What a real data scientist requires is the equivalent of technicians, research assistants and other support staff we find in real laboratories. Such staff, as I found when I did scientific research, are invaluable. Traditional IT, by contrast, works in an "order-taker" mode that is far from the true partnership required. The effort the real data scientist has to put into organizing IT is equivalent to doing nearly all the work themselves. This is hardly a scalable model.

The Shape of the Data Laboratory

The notion of projects and the SDLC has everything beginning in development. Yet a data laboratory, by definition, must start with real data – that is, production data. The data laboratory is a place where we search for value in data. That cannot be done with the tiny, made-up data sets that are used for the unit testing required as the first step of testing in the SDLC. In fact, there is there is no concept of development, quality assurance or production in a data laboratory; it is all production data, but it is used in a research mode. 

Therefore, we have to treat the data laboratory as a production environment, in the sense that it contains production data. The appropriate security must be built in and staff who work in the data laboratory must be qualified to work with the data and trained appropriately.

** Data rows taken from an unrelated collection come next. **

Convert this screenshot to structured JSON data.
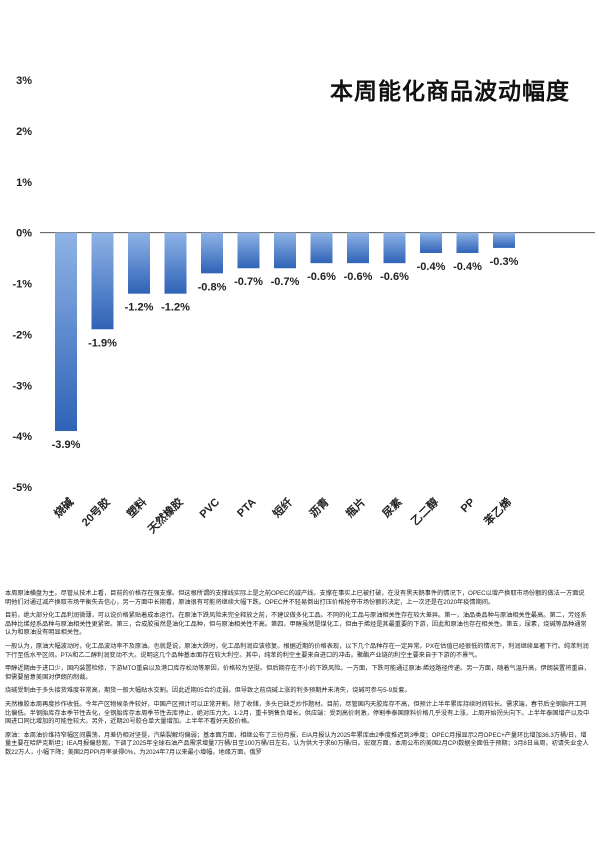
{
  "chart_data": {
    "type": "bar",
    "title": "本周能化商品波动幅度",
    "categories": [
      "烧碱",
      "20号胶",
      "塑料",
      "天然橡胶",
      "PVC",
      "PTA",
      "短纤",
      "沥青",
      "瓶片",
      "尿素",
      "乙二醇",
      "PP",
      "苯乙烯"
    ],
    "values": [
      -3.9,
      -1.9,
      -1.2,
      -1.2,
      -0.8,
      -0.7,
      -0.7,
      -0.6,
      -0.6,
      -0.6,
      -0.4,
      -0.4,
      -0.3
    ],
    "data_labels": [
      "-3.9%",
      "-1.9%",
      "-1.2%",
      "-1.2%",
      "-0.8%",
      "-0.7%",
      "-0.7%",
      "-0.6%",
      "-0.6%",
      "-0.6%",
      "-0.4%",
      "-0.4%",
      "-0.3%"
    ],
    "yticks": [
      3,
      2,
      1,
      0,
      -1,
      -2,
      -3,
      -4,
      -5
    ],
    "ytick_labels": [
      "3%",
      "2%",
      "1%",
      "0%",
      "-1%",
      "-2%",
      "-3%",
      "-4%",
      "-5%"
    ],
    "ylim": [
      -5,
      3
    ],
    "grid": false,
    "colors": {
      "bar_top": "#8fb3e6",
      "bar_bottom": "#2f63b7"
    }
  },
  "notes": [
    "本周原油横盘为主。尽管从技术上看，目前的价格存在强支撑。但这根所谓的支撑线实际上是之前OPEC的减产线。支撑在事实上已被打破，在没有黑天鹅事件的情况下，OPEC以增产换取市场份额的做法一方面说明他们对通过减产换取市场平衡失去信心，另一方面中长期看，原油很有可能将继续大幅下跌。OPEC并不轻易倒出打压价格抢夺市场份额的决定，上一次还是在2020年疫情期间。",
    "目前，绝大部分化工品利润微薄，可以说价格紧贴着成本运行。在原油下跌风险未完全释放之前，不建议做多化工品。不同的化工品与原油相关性存在较大差异。第一，油品类品种与原油相关性最高。第二，芳烃系品种比烯烃系品种与原油相关性更紧密。第三，合成胶虽然是油化工品种，但与原油相关性不高。第四，甲醇虽然是煤化工，但由于烯烃是其最重要的下游，因此和原油也存在相关性。第五，尿素，烧碱等品种通常认为和原油没有明显相关性。",
    "一般认为，原油大幅波动时，化工品波动率不及原油。也就是说，原油大跌时，化工品利润应该修复。根据近期的价格表现，以下几个品种存在一定异常。PX在估值已经很低的情况下，利润继续显著下行。纯苯利润下行至低水平区间。PTA和乙二醇利润变动不大。说明这几个品种基本面存在较大利空。其中，纯苯的利空主要来自进口的冲击。聚酯产业链的利空主要来自于下游的不景气。",
    "甲醇近期由于进口少，国内装置检修，下游MTO重启以及港口库存松动等原因，价格较为坚挺。但后期存在不小的下跌风险。一方面，下跌可能通过原油-烯烃路径传递。另一方面，随着气温升高，伊朗装置将重启，但需要留意美国对伊朗的制裁。",
    "烧碱受制由于多头接货难度非常高，期货一般大幅贴水交割。因此近期05合约走弱。但导致之前烧碱上涨的利多预期并未消失，烧碱可参与5-9反套。",
    "天然橡胶本周再度抄作收低。今年产区物候条件较好，中国产区预计可以正常开割。除了收储，多头已缺乏炒作题材。目前，尽管国内天胶库存不高，但预计上半年累库持续时间较长。需求端，春节后全钢胎开工同比偏低。半钢胎库存本季节性去化，全钢胎库存本周季节性去库停止，绝对压力大。1-2月，重卡销售负增长。供应端：受到高价刺激，停割季泰国原料价格几乎没有上涨，上周开始拐头向下。上半年泰国增产以及中国进口同比增加的可能性较大。另外，近期20号胶仓单大量增加。上半年不看好天胶价格。",
    "原油：本周油价维持窄幅区间震荡，月差仍相对坚挺，汽柴裂解均偏弱；基本面方面，相继公布了三份月报，EIA月报认为2025年累库由2季度推迟到3季度；OPEC月报显示2月OPEC+产量环比增加36.3万桶/日，增量主要在哈萨克斯坦；IEA月报偏悲观，下调了2025年全球石油产品需求增量7万桶/日至100万桶/日左右，认为供大于求60万桶/日。宏观方面，本周公布的美国2月CPI数据全面低于预期；3月8日当周，初请失业金人数22万人，小幅下降；美国2月PPI月率录得0%，为2024年7月以来最小增幅。地缘方面，俄罗"
  ]
}
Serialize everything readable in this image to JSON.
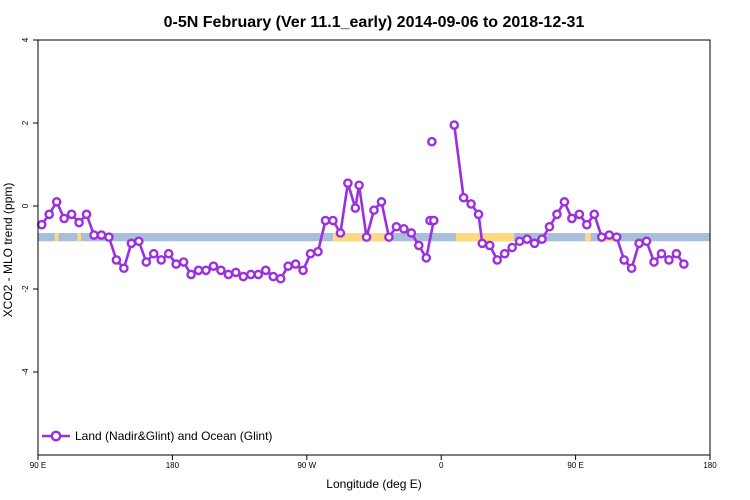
{
  "chart_data": {
    "type": "line",
    "title": "0-5N February (Ver 11.1_early)   2014-09-06 to 2018-12-31",
    "xlabel": "Longitude (deg E)",
    "ylabel": "XCO2 - MLO trend (ppm)",
    "xlim": [
      90,
      450
    ],
    "ylim": [
      -6,
      4
    ],
    "x_ticks": [
      {
        "value": 90,
        "label": "90 E"
      },
      {
        "value": 162,
        "label": "180"
      },
      {
        "value": 234,
        "label": "90 W"
      },
      {
        "value": 306,
        "label": "0"
      },
      {
        "value": 378,
        "label": "90 E"
      },
      {
        "value": 450,
        "label": "180"
      }
    ],
    "y_ticks": [
      {
        "value": 4,
        "label": "4"
      },
      {
        "value": 2,
        "label": "2"
      },
      {
        "value": 0,
        "label": "0"
      },
      {
        "value": -2,
        "label": "-2"
      },
      {
        "value": -4,
        "label": "-4"
      }
    ],
    "legend_position": "bottom-left",
    "band": {
      "y_range": [
        -0.85,
        -0.65
      ],
      "ocean_color": "#a8bedb",
      "land_color": "#ffd980",
      "land_segments": [
        [
          99,
          101
        ],
        [
          111,
          113
        ],
        [
          248,
          280
        ],
        [
          314,
          345
        ],
        [
          383,
          386
        ],
        [
          393,
          400
        ]
      ]
    },
    "series": [
      {
        "name": "Land (Nadir&Glint) and Ocean (Glint)",
        "color": "#9b30e0",
        "segments": [
          [
            [
              92,
              -0.45
            ],
            [
              96,
              -0.2
            ],
            [
              100,
              0.1
            ],
            [
              104,
              -0.3
            ],
            [
              108,
              -0.2
            ],
            [
              112,
              -0.4
            ],
            [
              116,
              -0.2
            ],
            [
              120,
              -0.7
            ],
            [
              124,
              -0.7
            ],
            [
              128,
              -0.75
            ],
            [
              132,
              -1.3
            ],
            [
              136,
              -1.5
            ],
            [
              140,
              -0.9
            ],
            [
              144,
              -0.85
            ],
            [
              148,
              -1.35
            ],
            [
              152,
              -1.15
            ],
            [
              156,
              -1.3
            ],
            [
              160,
              -1.15
            ],
            [
              164,
              -1.4
            ],
            [
              168,
              -1.35
            ],
            [
              172,
              -1.65
            ],
            [
              176,
              -1.55
            ],
            [
              180,
              -1.55
            ],
            [
              184,
              -1.45
            ],
            [
              188,
              -1.55
            ],
            [
              192,
              -1.65
            ],
            [
              196,
              -1.6
            ],
            [
              200,
              -1.7
            ],
            [
              204,
              -1.65
            ],
            [
              208,
              -1.65
            ],
            [
              212,
              -1.55
            ],
            [
              216,
              -1.7
            ],
            [
              220,
              -1.75
            ],
            [
              224,
              -1.45
            ],
            [
              228,
              -1.4
            ],
            [
              232,
              -1.55
            ],
            [
              236,
              -1.15
            ],
            [
              240,
              -1.1
            ],
            [
              244,
              -0.35
            ],
            [
              248,
              -0.35
            ],
            [
              252,
              -0.65
            ],
            [
              256,
              0.55
            ],
            [
              260,
              -0.05
            ],
            [
              262,
              0.5
            ],
            [
              266,
              -0.75
            ],
            [
              270,
              -0.1
            ],
            [
              274,
              0.1
            ],
            [
              278,
              -0.75
            ],
            [
              282,
              -0.5
            ],
            [
              286,
              -0.55
            ],
            [
              290,
              -0.65
            ],
            [
              294,
              -0.95
            ],
            [
              298,
              -1.25
            ],
            [
              302,
              -0.35
            ]
          ],
          [
            [
              300,
              -0.35
            ],
            [
              302,
              -0.35
            ]
          ],
          [
            [
              301,
              1.55
            ]
          ],
          [
            [
              313,
              1.95
            ],
            [
              318,
              0.2
            ],
            [
              322,
              0.05
            ],
            [
              326,
              -0.2
            ],
            [
              328,
              -0.9
            ],
            [
              332,
              -0.95
            ],
            [
              336,
              -1.3
            ],
            [
              340,
              -1.15
            ],
            [
              344,
              -1.0
            ],
            [
              348,
              -0.85
            ],
            [
              352,
              -0.8
            ],
            [
              356,
              -0.9
            ],
            [
              360,
              -0.8
            ],
            [
              364,
              -0.5
            ],
            [
              368,
              -0.2
            ],
            [
              372,
              0.1
            ],
            [
              376,
              -0.3
            ],
            [
              380,
              -0.2
            ],
            [
              384,
              -0.45
            ],
            [
              388,
              -0.2
            ],
            [
              392,
              -0.75
            ],
            [
              396,
              -0.7
            ],
            [
              400,
              -0.75
            ],
            [
              404,
              -1.3
            ],
            [
              408,
              -1.5
            ],
            [
              412,
              -0.9
            ],
            [
              416,
              -0.85
            ],
            [
              420,
              -1.35
            ],
            [
              424,
              -1.15
            ],
            [
              428,
              -1.3
            ],
            [
              432,
              -1.15
            ],
            [
              436,
              -1.4
            ]
          ]
        ]
      }
    ]
  }
}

It will also be very important to maintain data isolation. The data laboratory can never be part of the true "production" environments of an enterprise, even though it contains only production data. No data can ever leak back from the data laboratory into any other environment in the enterprise. The temptations for shortcuts and workarounds involving the data laboratory must be completely resisted.

Then we come to how the data laboratory operates, how the real data scientists are organized to carry out their work and how the products of the data laboratory are taken to market. These are very large topics and are beyond the scope of this article. However, I hope I have painted a sketch of why enterprises need data laboratories and what the shape of a data laboratory would look like.